Alexander Boris de Pfeffel Johnson is not generally regarded as an appropriate role model in these parts, but in one respect at least we seem happy to take our cue from him. In matters pertaining to cake, the British prime minister is famously pro-having it and pro-eating it. The same can be said for many of those who vehemently reject any association with the UK at the same time as they follow that country’s football teams, pop culture and media.
This is not true of Paul Mescal, whose "I'm Irish" tweet in response to being included by the Guardian and the Daily Mail in a list of "British" Emmy nominees had a quizzical brevity worthy of the performance for which he was nominated in the first place.
Of course, the Mail and Guardian articles were only the latest in a long line of ill-informed blunders of this sort, which have been well ventilated and vented over in these pages and elsewhere for many years. The almost wilful blindness in parts of the UK to the existence of Ireland as a sovereign independent state was further grimly exposed in the throes of the Brexit debate. And these silly errors can be reliably guaranteed to raise hackles on this side of the Irish Sea as we bridle at at the post-imperial arrogance of our larger neighbour. But consider for a moment another possible reason for British ignorance: the fact that, when it comes to culture, media and entertainment, our two countries remain so closely intertwined.
Because the flip side of Irish irritation at British obliviousness to the existence of this state is Irish unwillingness to acknowledge how deeply involved the UK is in many Irish creative successes, of which Normal People is only the most recent. Is it not about time for us to celebrate the vibrant history of British television commissioning that gave us Father Ted, Derry Girls and The Young Offenders? The world-class light entertainment industry that made the careers of Terry Wogan and Graham Norton possible? Or the London publishing houses and theatre companies who were instrumental in the careers of our writers?
No disrespect to Whitmore, but she's not the most obvious candidate for a pile-on about the Troubles and British human rights abuses
If it's mentioned at all, the fact that so many of these successes were made possible by British backing is often used as an exercise in self-flagellation. Unheralded and rejected in their own land, the story goes, writers, artists and performers were forced to take wing for foreign shores (or hop on a Ryanair flight to Stansted) in order for their talents to be recognised. That story is only partly true. Yes, Ireland has been an uncongenial and unhelpful place for some, but in many cases the UK simply offered greater opportunities and a better working environment.
The peculiarly overlapping cultures of the two islands run so deep as to be virtually invisible, but sometimes a conflict brings them into sharp relief. Which is when things start getting weird.
Take the case of Laura Whitmore. Originally from Bray, Co Wicklow, the TV presenter has worked on both sides of the Irish Sea but currently lives in London, where she specialises in reality shows and fronted the most recent series of Love Island for ITV. No disrespect to Whitmore, but she's not the most obvious candidate for a pile-on about the Troubles and British human rights abuses.

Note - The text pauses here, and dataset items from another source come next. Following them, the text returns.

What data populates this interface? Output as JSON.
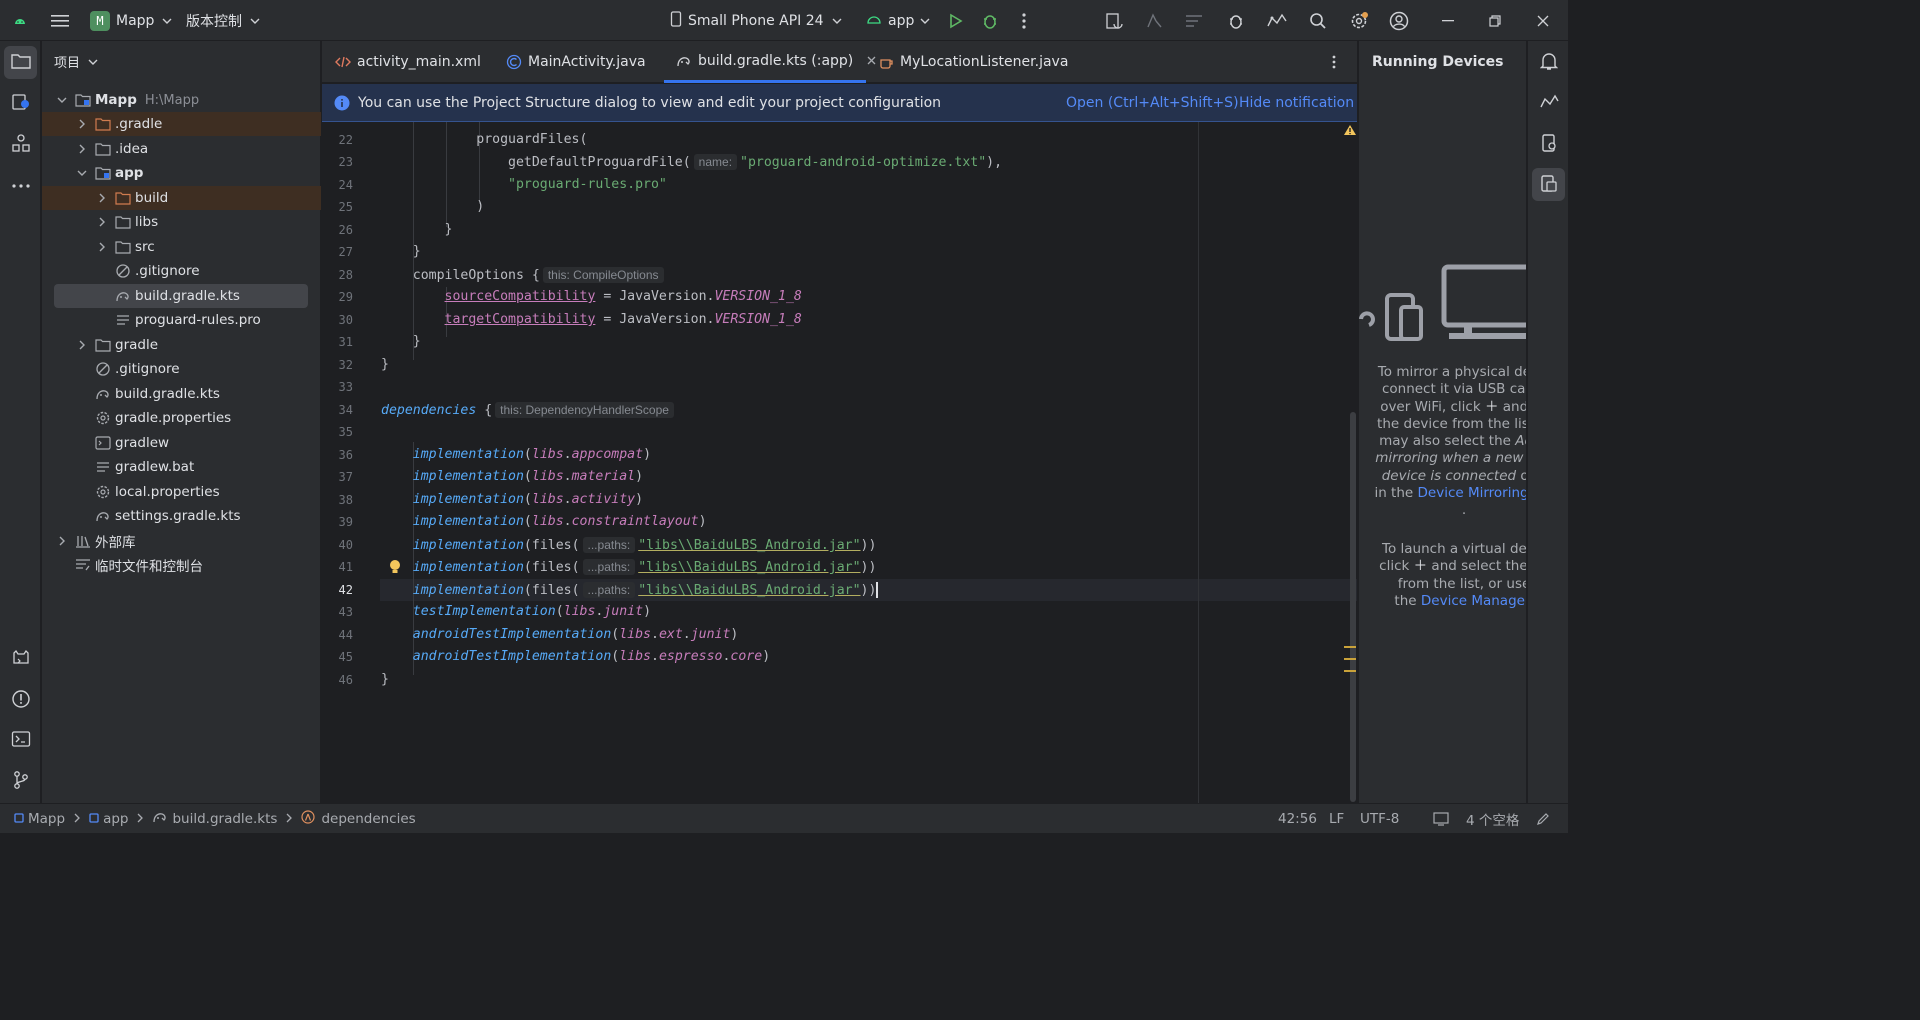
{
  "titlebar": {
    "project_badge": "M",
    "project_name": "Mapp",
    "vcs_label": "版本控制",
    "device": "Small Phone API 24",
    "run_config": "app"
  },
  "project_panel": {
    "title": "项目",
    "tree": [
      {
        "label": "Mapp",
        "sub": "H:\\Mapp"
      },
      {
        "label": ".gradle"
      },
      {
        "label": ".idea"
      },
      {
        "label": "app"
      },
      {
        "label": "build"
      },
      {
        "label": "libs"
      },
      {
        "label": "src"
      },
      {
        "label": ".gitignore"
      },
      {
        "label": "build.gradle.kts"
      },
      {
        "label": "proguard-rules.pro"
      },
      {
        "label": "gradle"
      },
      {
        "label": ".gitignore"
      },
      {
        "label": "build.gradle.kts"
      },
      {
        "label": "gradle.properties"
      },
      {
        "label": "gradlew"
      },
      {
        "label": "gradlew.bat"
      },
      {
        "label": "local.properties"
      },
      {
        "label": "settings.gradle.kts"
      },
      {
        "label": "外部库"
      },
      {
        "label": "临时文件和控制台"
      }
    ]
  },
  "tabs": [
    {
      "label": "activity_main.xml"
    },
    {
      "label": "MainActivity.java"
    },
    {
      "label": "build.gradle.kts (:app)"
    },
    {
      "label": "MyLocationListener.java"
    }
  ],
  "notification": {
    "message": "You can use the Project Structure dialog to view and edit your project configuration",
    "action_open": "Open (Ctrl+Alt+Shift+S)",
    "action_hide": "Hide notification"
  },
  "editor": {
    "line_numbers": [
      "22",
      "23",
      "24",
      "25",
      "26",
      "27",
      "28",
      "29",
      "30",
      "31",
      "32",
      "33",
      "34",
      "35",
      "36",
      "37",
      "38",
      "39",
      "40",
      "41",
      "42",
      "43",
      "44",
      "45",
      "46"
    ],
    "current_line": "42",
    "code": {
      "l22": "proguardFiles(",
      "l23a": "getDefaultProguardFile(",
      "l23h": "name:",
      "l23s": "\"proguard-android-optimize.txt\"",
      "l23e": "),",
      "l24": "\"proguard-rules.pro\"",
      "l25": ")",
      "l26": "}",
      "l27": "}",
      "l28a": "compileOptions {",
      "l28h": "this: CompileOptions",
      "l29p": "sourceCompatibility",
      "l29m": " = JavaVersion.",
      "l29c": "VERSION_1_8",
      "l30p": "targetCompatibility",
      "l30m": " = JavaVersion.",
      "l30c": "VERSION_1_8",
      "l31": "}",
      "l32": "}",
      "l34a": "dependencies",
      "l34b": " {",
      "l34h": "this: DependencyHandlerScope",
      "impl": "implementation",
      "libs": "libs",
      "l36m": "appcompat",
      "l37m": "material",
      "l38m": "activity",
      "l39m": "constraintlayout",
      "files": "files(",
      "paths": "...paths:",
      "jar": "\"libs\\\\BaiduLBS_Android.jar\"",
      "l43f": "testImplementation",
      "l43m": "junit",
      "l44f": "androidTestImplementation",
      "l44x": "ext",
      "l44m": "junit",
      "l45f": "androidTestImplementation",
      "l45x": "espresso",
      "l45m": "core",
      "l46": "}"
    }
  },
  "running_devices": {
    "title": "Running Devices",
    "p1": [
      "To mirror a physical devic",
      "connect it via USB cable",
      "over WiFi, click",
      "and se",
      "the device from the list. Y",
      "may also select the",
      "Activ",
      "mirroring when a new phy",
      "device is connected",
      "opti",
      "in the",
      "Device Mirroring set",
      "."
    ],
    "p2": [
      "To launch a virtual devic",
      "click",
      "and select the de",
      "from the list, or use",
      "the",
      "Device Manager",
      "."
    ]
  },
  "statusbar": {
    "breadcrumbs": [
      "Mapp",
      "app",
      "build.gradle.kts",
      "dependencies"
    ],
    "position": "42:56",
    "line_ending": "LF",
    "encoding": "UTF-8",
    "indent": "4 个空格"
  },
  "colors": {
    "accent": "#3574f0",
    "link": "#548af7",
    "string": "#6aab73",
    "keyword_fn": "#57aaf7",
    "property": "#c77dbb"
  }
}
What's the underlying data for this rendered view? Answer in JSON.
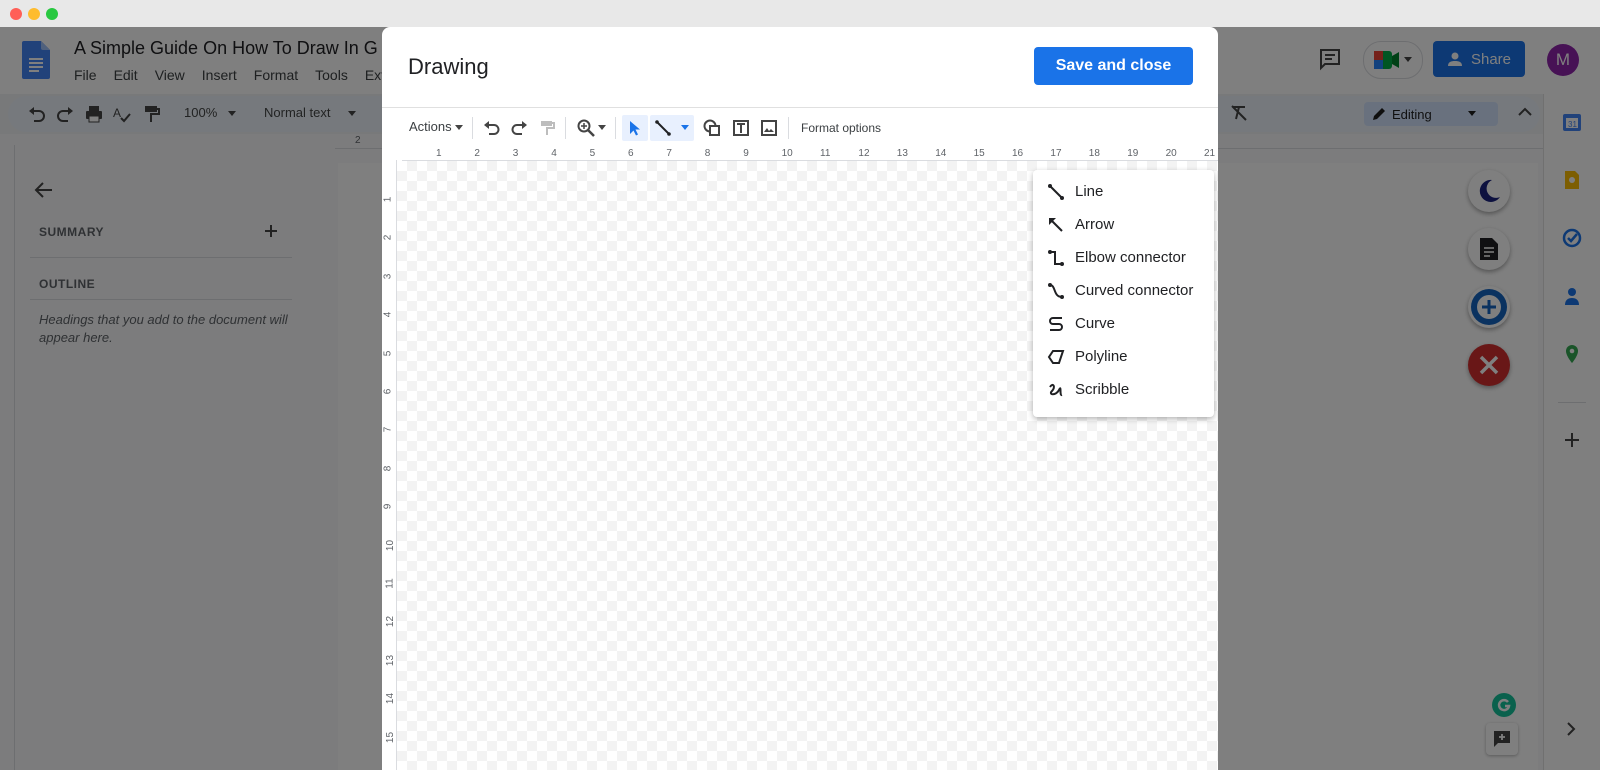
{
  "doc": {
    "title": "A Simple Guide On How To Draw In G",
    "menu": [
      "File",
      "Edit",
      "View",
      "Insert",
      "Format",
      "Tools",
      "Ext"
    ],
    "share_label": "Share",
    "avatar_initial": "M",
    "toolbar": {
      "zoom": "100%",
      "style": "Normal text",
      "editing": "Editing"
    },
    "outline": {
      "summary": "SUMMARY",
      "outline": "OUTLINE",
      "note": "Headings that you add to the document will appear here."
    },
    "top_ruler_mark": "2"
  },
  "dialog": {
    "title": "Drawing",
    "save_close": "Save and close",
    "actions": "Actions",
    "format_options": "Format options",
    "ruler_h": [
      "1",
      "2",
      "3",
      "4",
      "5",
      "6",
      "7",
      "8",
      "9",
      "10",
      "11",
      "12",
      "13",
      "14",
      "15",
      "16",
      "17",
      "18",
      "19",
      "20",
      "21"
    ],
    "ruler_v": [
      "1",
      "2",
      "3",
      "4",
      "5",
      "6",
      "7",
      "8",
      "9",
      "10",
      "11",
      "12",
      "13",
      "14",
      "15"
    ]
  },
  "line_menu": {
    "items": [
      {
        "label": "Line",
        "icon": "line-icon"
      },
      {
        "label": "Arrow",
        "icon": "arrow-icon"
      },
      {
        "label": "Elbow connector",
        "icon": "elbow-connector-icon"
      },
      {
        "label": "Curved connector",
        "icon": "curved-connector-icon"
      },
      {
        "label": "Curve",
        "icon": "curve-icon"
      },
      {
        "label": "Polyline",
        "icon": "polyline-icon"
      },
      {
        "label": "Scribble",
        "icon": "scribble-icon"
      }
    ]
  },
  "colors": {
    "accent": "#1a73e8",
    "overlay": "rgba(0,0,0,0.5)",
    "avatar": "#8e24aa"
  }
}
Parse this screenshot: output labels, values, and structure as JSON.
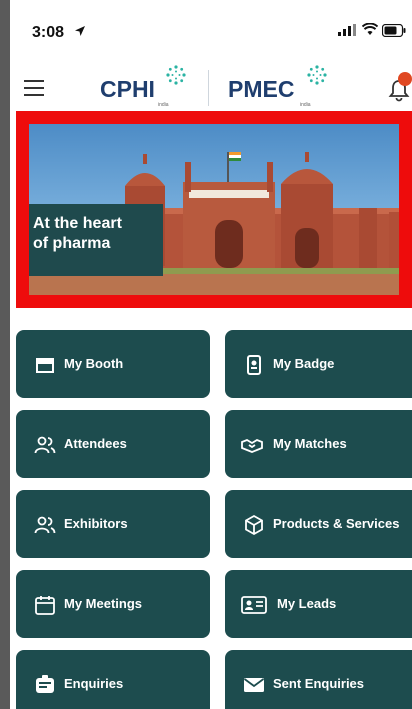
{
  "status_bar": {
    "time": "3:08"
  },
  "header": {
    "logo_left": "CPHI",
    "logo_right": "PMEC",
    "logo_sub": "india"
  },
  "banner": {
    "line1": "At the heart",
    "line2": "of pharma"
  },
  "menu": [
    {
      "label": "My Booth",
      "icon": "booth-icon"
    },
    {
      "label": "My Badge",
      "icon": "badge-icon"
    },
    {
      "label": "Attendees",
      "icon": "people-icon"
    },
    {
      "label": "My Matches",
      "icon": "handshake-icon"
    },
    {
      "label": "Exhibitors",
      "icon": "people-icon"
    },
    {
      "label": "Products & Services",
      "icon": "cube-icon"
    },
    {
      "label": "My Meetings",
      "icon": "calendar-icon"
    },
    {
      "label": "My Leads",
      "icon": "id-card-icon"
    },
    {
      "label": "Enquiries",
      "icon": "enquiry-icon"
    },
    {
      "label": "Sent Enquiries",
      "icon": "envelope-icon"
    }
  ],
  "colors": {
    "tile": "#1d4c4e",
    "highlight": "#ee0c0c",
    "logo": "#1f3e6e",
    "notification": "#e04822"
  }
}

But that's what happened this week when she posted to her hundreds of thousands of social media followers about her appearance as a guest on The Locker, a British Army-backed podcast, where she would be discussing "women who work in a male-dominated world". The outrage which this provoked appeared to be rendered more acute by the fact that her very next post paid tribute to the late John Hume.
We’ll never know what the great Derryman would have made of the tricky philosophical question: “is it okay for a Love Island presenter and social media influencer to be paid to appear in a British army-sponsored podcast?” But nobody should be in any doubt that the vile abuse and insults that followed against Whitmore were about as far from the principles he espoused as it’s possible to get.
If you support the right of footballer James McClean to refuse to wear a poppy (and you certainly should), then logic dictates you should equally support Laura Whitmore’s freedom to appear on whatever podcast she pleases. You may not approve of armies in general or the British one in particular, but the implication that because she’s from Wicklow she has committed some sort of betrayal of her nation mirrors the worst sorts of modern red-faced British nationalism and ignores the complexity and fluidity of how people move between our closely connected cultures.